Hidden in the heart of Darmstadt, the Vortex Garden was originally built in 1921 by the architect, Jan Hubert Pinand. A major theme of the Vortex Garden is sacred geometry, which ascribes symbolic meaning to geometric shapes such as seen in crop circles.
The Vortex Garden, which is inspired by crop circles and the Fibonacci sequence, features complex designs and shapes throughout the grounds. More than one hundred egg-shaped stepping stones surround the house, crop circle pentagrams and pictographs dot the garden, while cerebral architecture—such as the copper Flowform—features a vortex.
It’s said the Vortex Garden is a pantheistic permaculture garden. Pantheistic refers to the belief that there is no distinction between reality and divinity, and that all things hold an element of God in them.
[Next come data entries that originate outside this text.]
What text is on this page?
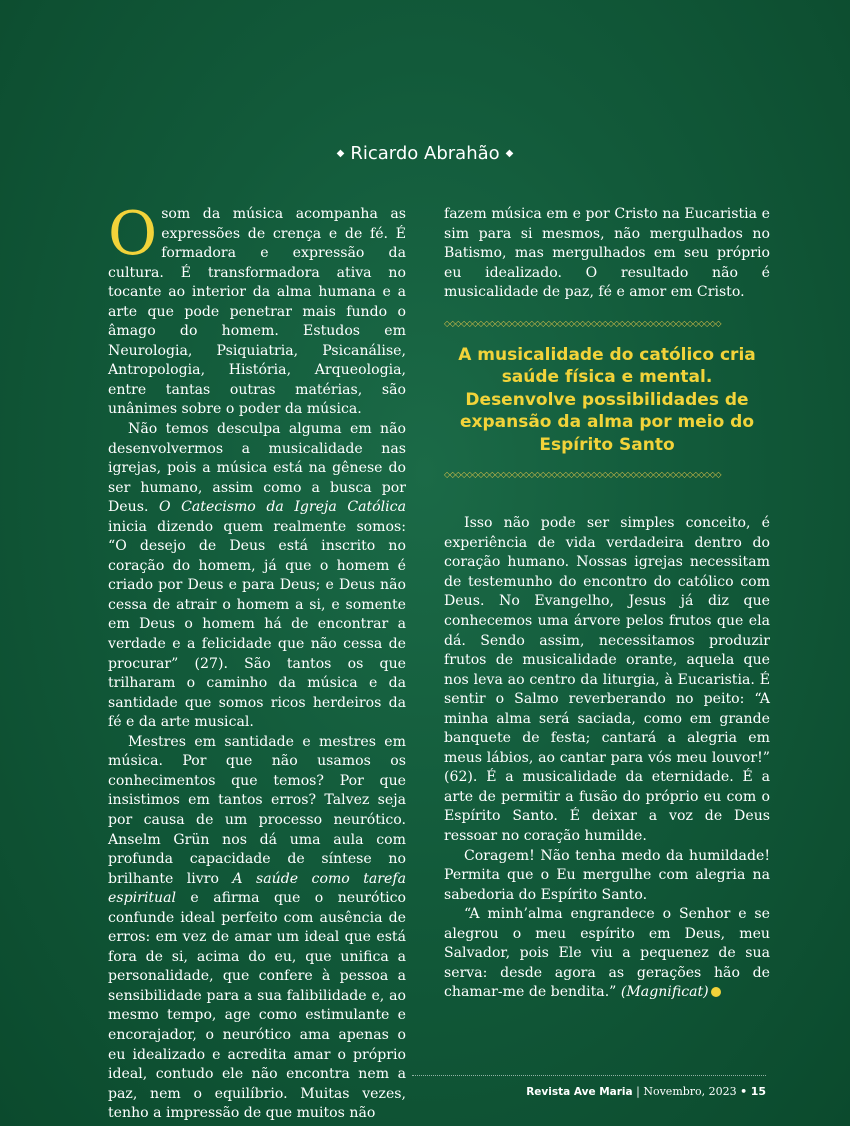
◆ Ricardo Abrahão ◆

Osom da música acompanha as expressões de crença e de fé. É formadora e expressão da cultura. É transformadora ativa no tocante ao interior da alma humana e a arte que pode penetrar mais fundo o âmago do homem. Estudos em Neurologia, Psiquiatria, Psicanálise, Antropologia, História, Arqueologia, entre tantas outras matérias, são unânimes sobre o poder da música.

Não temos desculpa alguma em não desenvolvermos a musicalidade nas igrejas, pois a música está na gênese do ser humano, assim como a busca por Deus. O Catecismo da Igreja Católica inicia dizendo quem realmente somos: “O desejo de Deus está inscrito no coração do homem, já que o homem é criado por Deus e para Deus; e Deus não cessa de atrair o homem a si, e somente em Deus o homem há de encontrar a verdade e a felicidade que não cessa de procurar” (27). São tantos os que trilharam o caminho da música e da santidade que somos ricos herdeiros da fé e da arte musical.

Mestres em santidade e mestres em música. Por que não usamos os conhecimentos que temos? Por que insistimos em tantos erros? Talvez seja por causa de um processo neurótico. Anselm Grün nos dá uma aula com profunda capacidade de síntese no brilhante livro A saúde como tarefa espiritual e afirma que o neurótico confunde ideal perfeito com ausência de erros: em vez de amar um ideal que está fora de si, acima do eu, que unifica a personalidade, que confere à pessoa a sensibilidade para a sua falibilidade e, ao mesmo tempo, age como estimulante e encorajador, o neurótico ama apenas o eu idealizado e acredita amar o próprio ideal, contudo ele não encontra nem a paz, nem o equilíbrio. Muitas vezes, tenho a impressão de que muitos não

fazem música em e por Cristo na Eucaristia e sim para si mesmos, não mergulhados no Batismo, mas mergulhados em seu próprio eu idealizado. O resultado não é musicalidade de paz, fé e amor em Cristo.

◇◇◇◇◇◇◇◇◇◇◇◇◇◇◇◇◇◇◇◇◇◇◇◇◇◇◇◇◇◇◇◇◇◇◇◇◇◇◇◇◇◇◇◇◇◇◇◇◇
A musicalidade do católico cria saúde física e mental. Desenvolve possibilidades de expansão da alma por meio do Espírito Santo
◇◇◇◇◇◇◇◇◇◇◇◇◇◇◇◇◇◇◇◇◇◇◇◇◇◇◇◇◇◇◇◇◇◇◇◇◇◇◇◇◇◇◇◇◇◇◇◇◇

Isso não pode ser simples conceito, é experiência de vida verdadeira dentro do coração humano. Nossas igrejas necessitam de testemunho do encontro do católico com Deus. No Evangelho, Jesus já diz que conhecemos uma árvore pelos frutos que ela dá. Sendo assim, necessitamos produzir frutos de musicalidade orante, aquela que nos leva ao centro da liturgia, à Eucaristia. É sentir o Salmo reverberando no peito: “A minha alma será saciada, como em grande banquete de festa; cantará a alegria em meus lábios, ao cantar para vós meu louvor!” (62). É a musicalidade da eternidade. É a arte de permitir a fusão do próprio eu com o Espírito Santo. É deixar a voz de Deus ressoar no coração humilde.

Coragem! Não tenha medo da humildade! Permita que o Eu mergulhe com alegria na sabedoria do Espírito Santo.

“A minh’alma engrandece o Senhor e se alegrou o meu espírito em Deus, meu Salvador, pois Ele viu a pequenez de sua serva: desde agora as gerações hão de chamar-me de bendita.” (Magnificat)

Revista Ave Maria | Novembro, 2023 • 15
Permaculture is a style of agricultural design focused on mirroring patterns observed in nature.
The Vortex Garden, encapsulates all these ideas, while also paying homage to the helix-shaped form of DNA—or vortex—that is the basis of all life.
Today, the Vortex Garden is the private property of Darmstadt resident Henry Nold, but remains open to the public for visits.
Know Before You Go
There is no charge to visit the Vortex Garden. Travelers are welcome to come by the House Martinius.